Этот переплет ультрамарина, сапфира, кобальта огнит почву, скалы, делая ничтожной зеленцу растительности, в конец осеребряя ее, — получается географический колорит страны в этих двух антиподах неба и почвы.
Это и дает в Самаркандии ощущение зноя, жара, огня под чашей неба.
Человеку жутко между этими цветовыми полюсами и восточное творчество разрешило аккорд, создав только здесь и существующий колорит бирюзы.
Он дополнительный с точностью к огню почвы и он же отводит основную синюю, давая ей выход к смешанности зеленых. Аральское море подсказало художникам эту бирюзу.
Первое мое восклицание друзьям моим о куполе Шах-Зинды было:
— Да ведь это вода!
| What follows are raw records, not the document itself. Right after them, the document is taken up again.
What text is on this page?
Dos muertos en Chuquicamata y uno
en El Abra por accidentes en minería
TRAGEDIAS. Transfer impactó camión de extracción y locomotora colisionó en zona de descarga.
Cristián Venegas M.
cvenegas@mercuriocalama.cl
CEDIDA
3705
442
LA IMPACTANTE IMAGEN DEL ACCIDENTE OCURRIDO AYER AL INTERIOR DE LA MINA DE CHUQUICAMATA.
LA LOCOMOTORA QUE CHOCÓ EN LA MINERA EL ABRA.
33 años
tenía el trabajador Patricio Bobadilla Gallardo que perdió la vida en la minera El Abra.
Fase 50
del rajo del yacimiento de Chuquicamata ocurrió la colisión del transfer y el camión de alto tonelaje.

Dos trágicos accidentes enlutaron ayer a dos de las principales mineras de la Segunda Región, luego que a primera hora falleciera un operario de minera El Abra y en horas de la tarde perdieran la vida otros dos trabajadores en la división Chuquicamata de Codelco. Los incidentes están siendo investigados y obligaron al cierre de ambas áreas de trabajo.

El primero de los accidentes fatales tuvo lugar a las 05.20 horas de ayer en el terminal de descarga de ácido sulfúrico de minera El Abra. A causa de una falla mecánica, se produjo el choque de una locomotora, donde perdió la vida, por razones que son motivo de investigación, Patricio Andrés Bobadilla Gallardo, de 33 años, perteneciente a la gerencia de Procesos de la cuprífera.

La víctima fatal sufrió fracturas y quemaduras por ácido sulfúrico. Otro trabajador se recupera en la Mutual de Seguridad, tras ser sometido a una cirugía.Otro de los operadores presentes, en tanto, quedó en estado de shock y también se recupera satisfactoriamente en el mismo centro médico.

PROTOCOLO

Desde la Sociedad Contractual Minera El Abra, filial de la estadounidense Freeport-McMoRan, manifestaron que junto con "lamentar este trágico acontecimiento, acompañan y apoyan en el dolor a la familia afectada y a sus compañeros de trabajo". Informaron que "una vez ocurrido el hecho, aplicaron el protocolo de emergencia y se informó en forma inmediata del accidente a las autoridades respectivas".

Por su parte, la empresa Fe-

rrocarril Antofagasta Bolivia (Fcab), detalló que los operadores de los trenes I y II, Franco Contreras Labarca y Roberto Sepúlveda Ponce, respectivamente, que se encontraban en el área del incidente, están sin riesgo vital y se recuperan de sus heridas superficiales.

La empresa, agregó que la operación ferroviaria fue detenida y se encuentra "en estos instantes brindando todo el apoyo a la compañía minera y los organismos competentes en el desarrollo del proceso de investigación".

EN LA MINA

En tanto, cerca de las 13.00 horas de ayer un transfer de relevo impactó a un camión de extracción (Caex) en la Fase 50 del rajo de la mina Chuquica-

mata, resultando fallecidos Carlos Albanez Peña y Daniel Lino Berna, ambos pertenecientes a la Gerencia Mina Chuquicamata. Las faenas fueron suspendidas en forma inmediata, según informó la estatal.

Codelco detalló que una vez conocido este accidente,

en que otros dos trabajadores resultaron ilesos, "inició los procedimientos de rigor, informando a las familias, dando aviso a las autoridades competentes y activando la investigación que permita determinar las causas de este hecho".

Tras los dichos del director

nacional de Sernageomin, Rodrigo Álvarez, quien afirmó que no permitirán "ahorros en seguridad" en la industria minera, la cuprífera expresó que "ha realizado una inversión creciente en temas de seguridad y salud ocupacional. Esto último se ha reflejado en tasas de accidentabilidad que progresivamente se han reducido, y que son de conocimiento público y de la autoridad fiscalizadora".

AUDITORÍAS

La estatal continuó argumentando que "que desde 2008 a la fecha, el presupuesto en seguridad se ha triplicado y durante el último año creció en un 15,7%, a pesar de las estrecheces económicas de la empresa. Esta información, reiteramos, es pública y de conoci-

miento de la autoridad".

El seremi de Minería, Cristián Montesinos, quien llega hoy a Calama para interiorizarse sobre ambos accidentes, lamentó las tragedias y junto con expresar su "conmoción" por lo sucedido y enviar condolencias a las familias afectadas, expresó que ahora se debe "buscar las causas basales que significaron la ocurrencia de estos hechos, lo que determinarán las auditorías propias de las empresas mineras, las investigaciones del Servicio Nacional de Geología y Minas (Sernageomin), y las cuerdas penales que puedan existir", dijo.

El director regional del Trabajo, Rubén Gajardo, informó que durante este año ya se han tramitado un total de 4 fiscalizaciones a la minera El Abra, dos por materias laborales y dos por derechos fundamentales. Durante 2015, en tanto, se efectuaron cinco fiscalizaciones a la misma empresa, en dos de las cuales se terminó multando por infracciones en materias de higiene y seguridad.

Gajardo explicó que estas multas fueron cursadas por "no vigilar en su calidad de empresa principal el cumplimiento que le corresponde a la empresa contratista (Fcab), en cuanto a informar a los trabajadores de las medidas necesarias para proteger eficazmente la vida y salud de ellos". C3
Это заклинание бирюзой огненности пустыни!
В угадании этого цвета в мозаике и майолике и есть колористический гений Востока[1].
Мавзолей Чапан-Аты сохранился лишь в своем корпусе. От облицовки осталась часть барабана и купола.
Изразцы растащены по музеям Европы. Обломки их ухетывают крышу и подветренную стену. На горе и ее склонах, валяются обломки бирюзового откровения.
Бывало ночь заставала меня на высотах Чапан-Аты.
Небо над Атой становилось уютнее: звезды давали обозначение пространству сферы.
Спускаясь, сбиваешься, отыскивая тропинку, царапаешь ноги колючками.
Необъятный воздух, запах приторно сладких и острых растений.
От аулов доносится женский плач, надрывной, то оскорбленный, то жалостный. Плач изменил свои рулады. Перебросился в сторону, ему ответили другие плачи. В теневых ложбинах склонов засверкали двойные точки: то шакалы стягиваются к жилью человека.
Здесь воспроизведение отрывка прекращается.